Как так получилось, я и сам не знал. Знал лишь, что разбиваю ей сердце. Знал, что мои убеждения в том, что она обязательно повстречает хорошего мужчину, слабо утешали ее. Если я исчезну, я сделаю ей больно. Если останусь рядом как друг, буду и дальше принимать ее заботу и всячески заботиться сам, я сделаю ей больно. Если я позволю себе овладеть ею, разрешу нежности Пенни выйти за грань сестринской добродетели, я сделаю ей больно.
Потому мне оставалось только выбирать, какая боль — наименьшая.
— Пенни, — сказал я, — я люблю одну женщину. Давно люблю. Она живет в моей стране.
Пенни кивнула, давая понять, что слышит меня. Она свернулась в позу эмбриона на постели, и ее голова утыкалась мне в бедро. Пенни обнимала себя за плечи, а я гладил ее ладонь с бронзовыми выпуклыми венами. Я водил по ним пальцем.
— Пенни, — сказал я, — думаю, какой-нибудь классный парень из здешних мечтает о такой, как ты. Чистой, преданной, заботливой.

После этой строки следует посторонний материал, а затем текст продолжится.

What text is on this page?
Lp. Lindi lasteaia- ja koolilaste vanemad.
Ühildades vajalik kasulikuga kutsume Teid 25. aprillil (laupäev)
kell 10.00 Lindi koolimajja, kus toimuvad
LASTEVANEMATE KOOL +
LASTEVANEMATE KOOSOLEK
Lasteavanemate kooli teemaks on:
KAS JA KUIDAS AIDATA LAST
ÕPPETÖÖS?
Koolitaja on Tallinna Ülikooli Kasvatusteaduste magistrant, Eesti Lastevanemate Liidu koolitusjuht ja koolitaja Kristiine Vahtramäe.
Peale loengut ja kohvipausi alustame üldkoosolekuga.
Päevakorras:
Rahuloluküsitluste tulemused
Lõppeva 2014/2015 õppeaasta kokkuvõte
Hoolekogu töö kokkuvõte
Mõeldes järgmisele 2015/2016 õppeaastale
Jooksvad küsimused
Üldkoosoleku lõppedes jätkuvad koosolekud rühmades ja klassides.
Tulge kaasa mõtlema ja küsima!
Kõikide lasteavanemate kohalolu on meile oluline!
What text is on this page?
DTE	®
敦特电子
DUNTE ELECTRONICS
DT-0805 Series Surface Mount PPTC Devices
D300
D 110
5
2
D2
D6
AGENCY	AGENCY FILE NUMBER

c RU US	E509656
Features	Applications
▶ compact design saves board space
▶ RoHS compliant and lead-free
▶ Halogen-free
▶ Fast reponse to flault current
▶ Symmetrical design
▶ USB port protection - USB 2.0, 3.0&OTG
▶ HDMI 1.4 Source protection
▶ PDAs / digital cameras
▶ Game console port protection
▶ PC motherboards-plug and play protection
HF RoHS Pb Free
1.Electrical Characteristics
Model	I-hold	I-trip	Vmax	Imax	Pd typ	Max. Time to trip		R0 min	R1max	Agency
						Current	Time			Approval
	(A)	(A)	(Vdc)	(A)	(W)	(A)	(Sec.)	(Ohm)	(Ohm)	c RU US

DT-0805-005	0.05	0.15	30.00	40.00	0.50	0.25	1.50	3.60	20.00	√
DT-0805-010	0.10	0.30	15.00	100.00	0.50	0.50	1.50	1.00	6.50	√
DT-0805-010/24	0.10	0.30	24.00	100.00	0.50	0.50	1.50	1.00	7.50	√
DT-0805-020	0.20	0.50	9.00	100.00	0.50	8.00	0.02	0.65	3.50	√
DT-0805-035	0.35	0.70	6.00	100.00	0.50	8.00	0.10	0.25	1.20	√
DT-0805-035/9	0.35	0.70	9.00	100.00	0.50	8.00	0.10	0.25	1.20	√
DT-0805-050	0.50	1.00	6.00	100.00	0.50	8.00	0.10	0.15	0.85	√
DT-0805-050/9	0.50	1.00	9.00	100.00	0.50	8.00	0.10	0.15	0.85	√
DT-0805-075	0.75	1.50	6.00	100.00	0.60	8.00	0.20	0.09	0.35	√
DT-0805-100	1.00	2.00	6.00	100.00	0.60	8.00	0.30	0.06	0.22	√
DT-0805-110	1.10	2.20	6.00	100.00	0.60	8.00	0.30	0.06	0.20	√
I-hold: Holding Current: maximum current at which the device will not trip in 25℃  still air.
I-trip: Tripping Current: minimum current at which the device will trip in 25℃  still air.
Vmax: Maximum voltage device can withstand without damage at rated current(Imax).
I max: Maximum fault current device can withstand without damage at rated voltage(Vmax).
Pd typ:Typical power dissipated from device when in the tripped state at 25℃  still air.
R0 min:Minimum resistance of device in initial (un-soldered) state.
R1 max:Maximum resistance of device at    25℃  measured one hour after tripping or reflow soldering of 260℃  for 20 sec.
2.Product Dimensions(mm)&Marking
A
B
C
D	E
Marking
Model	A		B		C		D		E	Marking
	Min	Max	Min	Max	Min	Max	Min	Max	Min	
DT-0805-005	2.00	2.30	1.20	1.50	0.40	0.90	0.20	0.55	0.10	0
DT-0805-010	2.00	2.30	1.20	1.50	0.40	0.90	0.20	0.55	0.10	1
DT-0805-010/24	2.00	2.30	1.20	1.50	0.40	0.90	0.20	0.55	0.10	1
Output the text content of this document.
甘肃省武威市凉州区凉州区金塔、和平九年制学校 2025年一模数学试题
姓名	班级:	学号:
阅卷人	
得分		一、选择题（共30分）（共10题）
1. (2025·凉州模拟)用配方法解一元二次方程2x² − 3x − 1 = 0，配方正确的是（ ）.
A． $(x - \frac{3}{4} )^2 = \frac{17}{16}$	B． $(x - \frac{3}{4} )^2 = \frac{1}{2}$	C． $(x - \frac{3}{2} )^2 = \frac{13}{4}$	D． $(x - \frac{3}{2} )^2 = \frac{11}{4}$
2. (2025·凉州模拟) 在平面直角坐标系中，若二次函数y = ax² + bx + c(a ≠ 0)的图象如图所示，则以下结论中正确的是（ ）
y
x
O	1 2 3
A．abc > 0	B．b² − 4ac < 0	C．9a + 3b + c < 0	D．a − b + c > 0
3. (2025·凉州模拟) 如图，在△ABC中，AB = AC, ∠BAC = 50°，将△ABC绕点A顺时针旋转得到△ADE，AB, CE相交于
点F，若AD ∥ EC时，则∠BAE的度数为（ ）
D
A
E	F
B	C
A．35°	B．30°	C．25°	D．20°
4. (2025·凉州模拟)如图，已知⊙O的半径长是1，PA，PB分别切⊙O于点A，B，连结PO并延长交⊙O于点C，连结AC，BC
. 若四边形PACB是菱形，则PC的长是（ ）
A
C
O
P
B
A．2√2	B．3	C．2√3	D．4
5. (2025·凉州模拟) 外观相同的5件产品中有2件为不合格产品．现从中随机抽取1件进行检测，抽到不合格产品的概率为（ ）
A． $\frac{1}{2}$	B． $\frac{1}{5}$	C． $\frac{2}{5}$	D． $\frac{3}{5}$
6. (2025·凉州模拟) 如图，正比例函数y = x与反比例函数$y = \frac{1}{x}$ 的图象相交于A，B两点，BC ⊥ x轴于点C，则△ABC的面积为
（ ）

Чак запрыгнул на кровать и улегся прямо под нос к Пенни. Они обнялись сиротливо будто двое бездомных. Глядя на них, я никак не мог удержаться от мысли, что, возможно, сделаю благо, если оставлю Пенни у себя. Пусть она, как Чакки, находится рядом — согревает меня, согревается мной, почему нет? Я же сам сказал, что ни разу не встречал в женщинах собачьей преданности. Но Пенни — уникальный в моей жизни случай. Она словно готова была отказаться от своей человеческой сути, от эго, стереть свою личность.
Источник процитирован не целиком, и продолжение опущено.